Our patient presented with hyperthyroidism followed by transient hypothyroidism requiring treatment with levothyroxine. In a cohort of one preterm and three term neonates with overt hyperthyroidism, born to mothers with Graves’ disease, Yael et al. [24] observed that FT4 peaked within the first 5 days of life, while TSH remained suppressed for up to three months. Central (pituitary) hypothyroidism following hyperthyroidism has been previously described in a preterm infant born to a mother with Graves’ disease [25]. Kempers et al. [26] reported that all women with Graves’ disease who gave birth to children with central congenital hypothyroidism were inadequately treated and that the incidence of central congenital hypothyroidism (due to prolonged suppression of the axis) secondary to maternal gestational hyperthyroidism was about 1 : 35,000. Since both hypothyroidism and hyperthyroidism are associated with adverse neurodevelopmental outcomes, more retrospective studies are needed to further evaluate and verify the neurocognitive development of patients with neonatal Graves’ disease.

Abbreviations

ANC:Absolute neutrophil count
ANCA:Antineutrophil cytoplasmic antibodies
BPM:Beats per minute
DOL:Day of life
FT4:Free thyroxine
FDA:Federal Drug Administration
HR:Heart rate
HUS:Head ultrasound
nCPAP:Nasal continuous positive airway pressure
PTU:Propylthiouracil
RDS:Respiratory distress syndrome
T3:Total triiodothyronine
TBII:Thyrotropin-binding inhibitory immunoglobulin
TSH:Thyroid stimulating hormone
TSI:Thyroid stimulating immunoglobulin
TFT:Thyroid function test
VSD:Ventricular septal defect.

Conflict of Interests

The authors have no conflict of interests to disclose.

Authors’ Contribution

Dr.
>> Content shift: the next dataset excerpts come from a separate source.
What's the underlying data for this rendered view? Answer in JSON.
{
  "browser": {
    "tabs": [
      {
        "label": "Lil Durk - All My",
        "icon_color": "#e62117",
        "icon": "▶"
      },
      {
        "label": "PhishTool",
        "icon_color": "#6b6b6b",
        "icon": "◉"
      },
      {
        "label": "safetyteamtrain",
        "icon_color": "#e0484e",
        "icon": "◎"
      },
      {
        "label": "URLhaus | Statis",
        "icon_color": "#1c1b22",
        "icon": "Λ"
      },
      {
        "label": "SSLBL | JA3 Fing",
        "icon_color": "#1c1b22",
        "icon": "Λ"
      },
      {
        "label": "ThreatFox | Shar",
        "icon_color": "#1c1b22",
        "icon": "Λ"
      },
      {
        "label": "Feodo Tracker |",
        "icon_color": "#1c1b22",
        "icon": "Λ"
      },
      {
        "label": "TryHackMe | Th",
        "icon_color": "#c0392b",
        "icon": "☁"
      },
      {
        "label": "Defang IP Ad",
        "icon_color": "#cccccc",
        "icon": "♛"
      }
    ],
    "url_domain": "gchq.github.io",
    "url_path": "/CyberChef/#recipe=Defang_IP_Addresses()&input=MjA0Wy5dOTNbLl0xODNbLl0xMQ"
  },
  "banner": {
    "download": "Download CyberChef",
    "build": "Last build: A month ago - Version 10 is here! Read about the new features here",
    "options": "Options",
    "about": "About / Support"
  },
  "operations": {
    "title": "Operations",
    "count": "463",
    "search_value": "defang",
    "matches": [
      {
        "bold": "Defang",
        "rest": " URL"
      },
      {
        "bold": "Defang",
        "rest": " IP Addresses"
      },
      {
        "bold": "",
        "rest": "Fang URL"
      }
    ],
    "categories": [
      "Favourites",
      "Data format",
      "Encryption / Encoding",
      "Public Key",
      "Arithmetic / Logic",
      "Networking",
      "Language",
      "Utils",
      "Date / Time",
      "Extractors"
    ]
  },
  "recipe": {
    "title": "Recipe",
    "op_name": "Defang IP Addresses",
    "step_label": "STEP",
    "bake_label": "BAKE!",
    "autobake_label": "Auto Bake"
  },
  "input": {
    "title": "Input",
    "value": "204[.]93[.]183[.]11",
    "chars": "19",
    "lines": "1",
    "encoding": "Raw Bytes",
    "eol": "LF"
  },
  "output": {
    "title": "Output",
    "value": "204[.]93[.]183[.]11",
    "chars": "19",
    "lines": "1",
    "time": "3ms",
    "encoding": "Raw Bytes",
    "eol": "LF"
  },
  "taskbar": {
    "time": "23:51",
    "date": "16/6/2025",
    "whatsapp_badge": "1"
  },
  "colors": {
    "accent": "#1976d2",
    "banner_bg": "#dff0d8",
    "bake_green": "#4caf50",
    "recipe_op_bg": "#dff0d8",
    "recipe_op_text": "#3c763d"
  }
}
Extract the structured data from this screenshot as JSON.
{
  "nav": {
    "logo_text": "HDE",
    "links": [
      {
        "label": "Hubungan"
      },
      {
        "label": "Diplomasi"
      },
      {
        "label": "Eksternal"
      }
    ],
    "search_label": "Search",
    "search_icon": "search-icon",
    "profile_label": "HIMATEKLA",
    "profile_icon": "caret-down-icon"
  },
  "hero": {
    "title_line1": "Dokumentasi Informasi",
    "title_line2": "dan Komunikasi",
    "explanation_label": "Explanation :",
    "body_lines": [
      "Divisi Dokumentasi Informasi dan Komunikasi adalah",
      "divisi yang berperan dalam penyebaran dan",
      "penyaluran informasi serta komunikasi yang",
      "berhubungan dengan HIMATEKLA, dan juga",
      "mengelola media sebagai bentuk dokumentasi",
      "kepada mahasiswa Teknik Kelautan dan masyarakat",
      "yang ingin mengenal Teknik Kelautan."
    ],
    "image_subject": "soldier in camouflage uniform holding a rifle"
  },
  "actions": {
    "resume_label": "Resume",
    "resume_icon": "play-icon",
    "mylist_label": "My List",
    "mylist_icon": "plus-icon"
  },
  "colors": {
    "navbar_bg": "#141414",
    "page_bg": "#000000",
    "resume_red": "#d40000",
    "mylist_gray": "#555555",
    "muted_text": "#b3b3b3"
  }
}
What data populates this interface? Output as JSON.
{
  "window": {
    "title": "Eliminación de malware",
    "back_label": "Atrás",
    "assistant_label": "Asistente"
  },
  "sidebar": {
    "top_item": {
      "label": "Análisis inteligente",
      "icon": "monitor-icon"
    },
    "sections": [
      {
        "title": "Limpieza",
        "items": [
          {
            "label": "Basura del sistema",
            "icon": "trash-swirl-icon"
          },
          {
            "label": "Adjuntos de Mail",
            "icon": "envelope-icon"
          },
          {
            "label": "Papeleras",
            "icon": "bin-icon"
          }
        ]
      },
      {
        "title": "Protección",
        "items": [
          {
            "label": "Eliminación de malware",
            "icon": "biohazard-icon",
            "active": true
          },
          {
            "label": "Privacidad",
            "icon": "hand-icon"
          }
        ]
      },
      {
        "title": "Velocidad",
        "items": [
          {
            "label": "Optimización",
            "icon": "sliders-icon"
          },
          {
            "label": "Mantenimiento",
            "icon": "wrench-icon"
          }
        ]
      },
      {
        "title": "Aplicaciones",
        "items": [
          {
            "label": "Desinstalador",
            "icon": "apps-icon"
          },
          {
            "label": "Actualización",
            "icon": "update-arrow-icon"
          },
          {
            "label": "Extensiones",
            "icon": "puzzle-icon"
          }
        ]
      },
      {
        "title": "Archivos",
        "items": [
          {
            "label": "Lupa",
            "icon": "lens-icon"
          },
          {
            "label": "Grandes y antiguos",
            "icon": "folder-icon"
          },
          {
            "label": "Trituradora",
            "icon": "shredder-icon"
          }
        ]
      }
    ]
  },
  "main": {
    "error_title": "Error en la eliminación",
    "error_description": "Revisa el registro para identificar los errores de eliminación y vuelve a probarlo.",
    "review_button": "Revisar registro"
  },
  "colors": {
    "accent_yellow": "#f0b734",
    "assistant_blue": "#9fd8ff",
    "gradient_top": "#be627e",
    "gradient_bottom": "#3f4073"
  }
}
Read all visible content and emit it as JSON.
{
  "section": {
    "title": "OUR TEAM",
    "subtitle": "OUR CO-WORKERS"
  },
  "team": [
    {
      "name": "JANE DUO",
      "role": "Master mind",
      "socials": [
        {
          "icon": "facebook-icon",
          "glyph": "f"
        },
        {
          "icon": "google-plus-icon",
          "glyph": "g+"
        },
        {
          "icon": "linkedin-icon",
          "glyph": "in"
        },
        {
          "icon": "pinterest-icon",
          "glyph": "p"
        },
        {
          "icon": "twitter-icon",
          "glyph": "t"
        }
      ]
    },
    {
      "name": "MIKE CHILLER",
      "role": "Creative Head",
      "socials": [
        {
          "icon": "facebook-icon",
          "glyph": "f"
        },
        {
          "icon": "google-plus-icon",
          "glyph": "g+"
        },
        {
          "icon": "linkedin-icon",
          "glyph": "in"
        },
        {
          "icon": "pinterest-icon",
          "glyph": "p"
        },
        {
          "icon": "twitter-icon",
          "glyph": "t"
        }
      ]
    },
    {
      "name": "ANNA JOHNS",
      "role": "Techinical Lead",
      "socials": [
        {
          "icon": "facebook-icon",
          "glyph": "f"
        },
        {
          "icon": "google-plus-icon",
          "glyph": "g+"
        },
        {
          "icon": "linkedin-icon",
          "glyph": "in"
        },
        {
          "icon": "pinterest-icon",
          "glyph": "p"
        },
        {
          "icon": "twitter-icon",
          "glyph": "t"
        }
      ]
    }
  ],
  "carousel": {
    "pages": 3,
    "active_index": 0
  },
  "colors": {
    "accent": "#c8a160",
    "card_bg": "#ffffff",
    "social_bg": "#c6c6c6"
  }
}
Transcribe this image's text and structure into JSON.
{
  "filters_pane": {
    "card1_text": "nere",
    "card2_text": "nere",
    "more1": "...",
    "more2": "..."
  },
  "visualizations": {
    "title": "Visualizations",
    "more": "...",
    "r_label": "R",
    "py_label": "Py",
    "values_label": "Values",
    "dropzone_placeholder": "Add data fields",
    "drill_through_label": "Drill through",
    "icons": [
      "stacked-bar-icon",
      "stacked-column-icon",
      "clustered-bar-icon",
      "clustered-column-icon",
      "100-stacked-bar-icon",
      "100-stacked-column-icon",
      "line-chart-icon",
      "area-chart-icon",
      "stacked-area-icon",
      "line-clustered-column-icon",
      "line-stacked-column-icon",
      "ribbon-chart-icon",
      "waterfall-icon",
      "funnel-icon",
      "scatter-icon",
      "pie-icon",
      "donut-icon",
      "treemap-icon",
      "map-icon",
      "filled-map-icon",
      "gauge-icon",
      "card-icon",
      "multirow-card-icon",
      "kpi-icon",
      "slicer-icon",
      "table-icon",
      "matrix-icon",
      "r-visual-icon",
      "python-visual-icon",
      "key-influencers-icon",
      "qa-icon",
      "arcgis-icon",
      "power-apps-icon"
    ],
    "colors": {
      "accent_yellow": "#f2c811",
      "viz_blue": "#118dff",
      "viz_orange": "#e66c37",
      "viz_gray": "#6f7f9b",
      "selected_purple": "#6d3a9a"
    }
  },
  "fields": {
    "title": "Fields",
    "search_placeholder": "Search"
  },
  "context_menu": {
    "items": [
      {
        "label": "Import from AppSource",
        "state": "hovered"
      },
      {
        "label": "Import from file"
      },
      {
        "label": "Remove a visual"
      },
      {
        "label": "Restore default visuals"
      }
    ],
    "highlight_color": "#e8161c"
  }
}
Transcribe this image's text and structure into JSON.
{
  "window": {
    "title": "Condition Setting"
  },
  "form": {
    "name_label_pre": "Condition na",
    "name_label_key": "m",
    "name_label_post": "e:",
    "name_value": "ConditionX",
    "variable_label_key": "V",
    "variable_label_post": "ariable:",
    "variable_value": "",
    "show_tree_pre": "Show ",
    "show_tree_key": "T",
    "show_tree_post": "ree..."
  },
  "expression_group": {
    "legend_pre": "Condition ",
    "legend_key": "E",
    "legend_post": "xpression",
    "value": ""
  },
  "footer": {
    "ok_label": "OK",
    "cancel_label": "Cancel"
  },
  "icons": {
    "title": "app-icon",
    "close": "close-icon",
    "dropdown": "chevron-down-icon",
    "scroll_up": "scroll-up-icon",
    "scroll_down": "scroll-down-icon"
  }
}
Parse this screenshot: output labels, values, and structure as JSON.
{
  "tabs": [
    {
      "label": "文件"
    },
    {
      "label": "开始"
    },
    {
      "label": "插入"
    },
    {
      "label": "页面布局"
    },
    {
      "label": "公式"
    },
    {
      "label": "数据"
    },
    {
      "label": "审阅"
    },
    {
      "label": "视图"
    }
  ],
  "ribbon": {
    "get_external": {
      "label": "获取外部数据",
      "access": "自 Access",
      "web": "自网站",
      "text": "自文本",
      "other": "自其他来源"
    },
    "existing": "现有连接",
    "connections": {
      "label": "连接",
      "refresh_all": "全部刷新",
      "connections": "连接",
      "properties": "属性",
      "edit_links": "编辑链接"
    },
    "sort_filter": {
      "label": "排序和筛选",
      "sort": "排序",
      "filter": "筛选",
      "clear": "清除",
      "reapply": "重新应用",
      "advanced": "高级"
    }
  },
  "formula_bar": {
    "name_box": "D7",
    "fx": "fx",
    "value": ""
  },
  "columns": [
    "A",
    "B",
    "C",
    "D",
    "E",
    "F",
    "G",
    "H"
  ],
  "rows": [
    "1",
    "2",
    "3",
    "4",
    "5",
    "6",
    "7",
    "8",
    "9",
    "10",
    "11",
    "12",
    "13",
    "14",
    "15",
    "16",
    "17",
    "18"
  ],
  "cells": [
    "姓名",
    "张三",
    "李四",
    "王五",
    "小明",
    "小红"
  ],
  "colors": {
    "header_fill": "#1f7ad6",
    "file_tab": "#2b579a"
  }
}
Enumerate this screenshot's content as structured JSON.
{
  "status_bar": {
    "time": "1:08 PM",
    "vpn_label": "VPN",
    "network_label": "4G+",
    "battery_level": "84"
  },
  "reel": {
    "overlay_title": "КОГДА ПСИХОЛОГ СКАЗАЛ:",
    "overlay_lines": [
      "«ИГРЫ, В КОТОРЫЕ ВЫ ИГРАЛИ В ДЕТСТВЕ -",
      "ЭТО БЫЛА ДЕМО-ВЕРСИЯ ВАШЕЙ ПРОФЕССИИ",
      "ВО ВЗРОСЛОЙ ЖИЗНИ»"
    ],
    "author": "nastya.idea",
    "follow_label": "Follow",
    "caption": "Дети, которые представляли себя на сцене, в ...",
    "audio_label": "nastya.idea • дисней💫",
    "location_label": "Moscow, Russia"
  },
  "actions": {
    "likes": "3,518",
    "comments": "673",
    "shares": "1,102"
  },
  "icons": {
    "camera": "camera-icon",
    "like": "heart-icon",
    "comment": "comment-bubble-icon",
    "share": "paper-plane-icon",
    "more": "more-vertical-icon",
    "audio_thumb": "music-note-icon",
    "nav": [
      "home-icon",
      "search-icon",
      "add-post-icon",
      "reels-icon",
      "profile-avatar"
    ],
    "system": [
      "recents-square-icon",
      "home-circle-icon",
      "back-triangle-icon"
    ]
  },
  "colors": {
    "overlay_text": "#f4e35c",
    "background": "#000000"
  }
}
Dimitrios Angelis cared for the patient, wrote the initial manuscript and revised drafts of the paper, and approved the final paper as submitted. Dr. Rita Ann Kubicky was the Pediatric Endocrinology Consultant who helped in the care for the patient, reviewed and revised the paper, and approved the final paper as submitted. Dr. Alan B. Zubrow was the attending physician who cared for the patient, reviewed and revised the paper, and approved the final paper as submitted.